The unresolved, heroine-in-danger endings left audiences wondering what would happen in the next chapter, and kept them coming back for more. In the series, White performed many of her own stunts, and became known as the “stunt queen” of the silent film era
Mabel Williams, on the top left, with her mother Anna, seated, her sister Eva Kaye, on the ground, and two elderly aunts, pose for a picture in 1914, on the old
Homestead in Kentucky.
For the rest of her life, Mabel, couldn't help but cry every time she listened to "My Old Kentucky Home."

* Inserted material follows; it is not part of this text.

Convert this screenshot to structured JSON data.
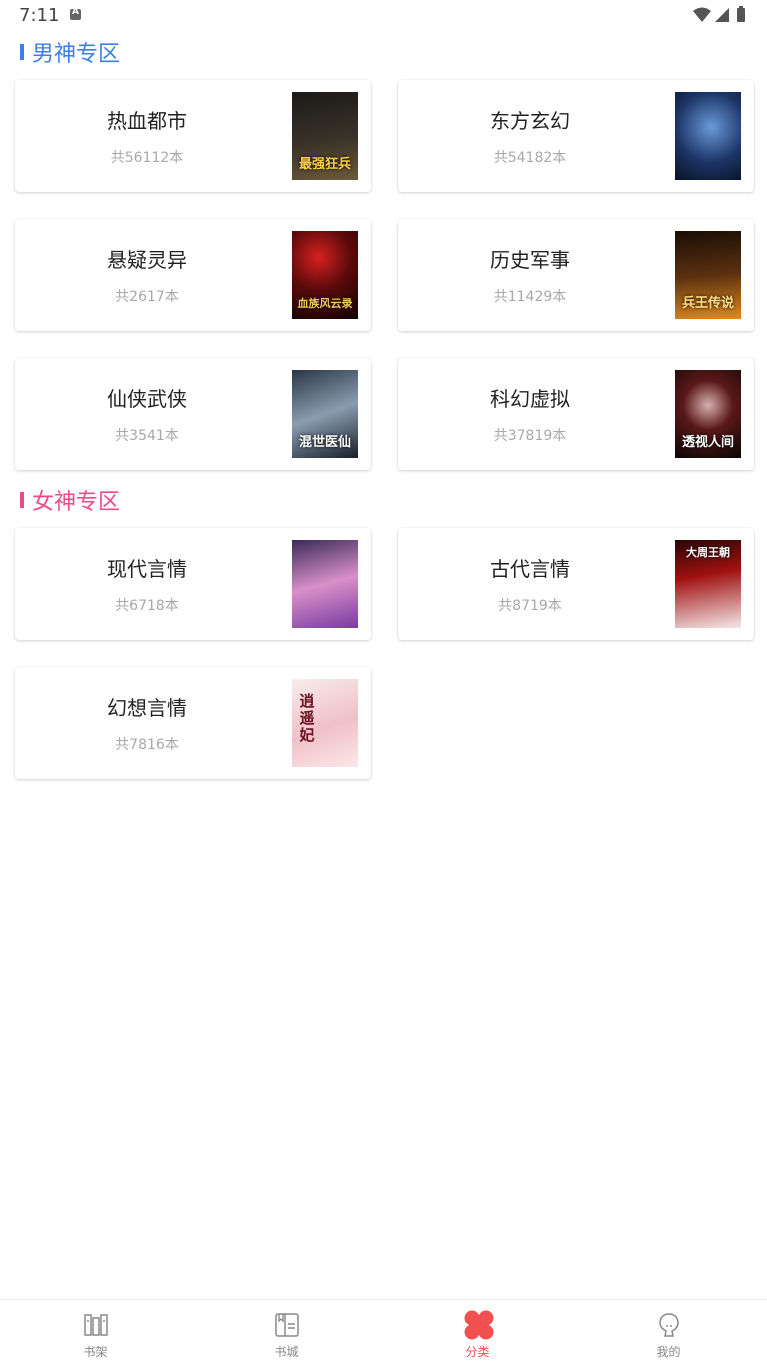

While The Peril's of Pauline, remained a box office smash in 1914, and My Old Kentucky Home, continued
to bring tears, to Southern men and women's eyes - a young boy, named Tom Lyle Williams moved into a boarding house in Chicago with his brother Noel James, and worked for $8.50 a week at Montgomery Ward. On the side, he sold joke gifts and risque postcards through the classifieds and dreamed of someday having his own mail order business.
His sister Mabel arrived in Chicago, in 1915, to help with the little catalog business and while there, concocted a mixture of coal dust and Vaseline, to enhance the color of her lashes and brows and help make them grow. Soon, Lash-Brow-Ine, was born and a year later, it was renamed Maybelline in Mabel Williams honor.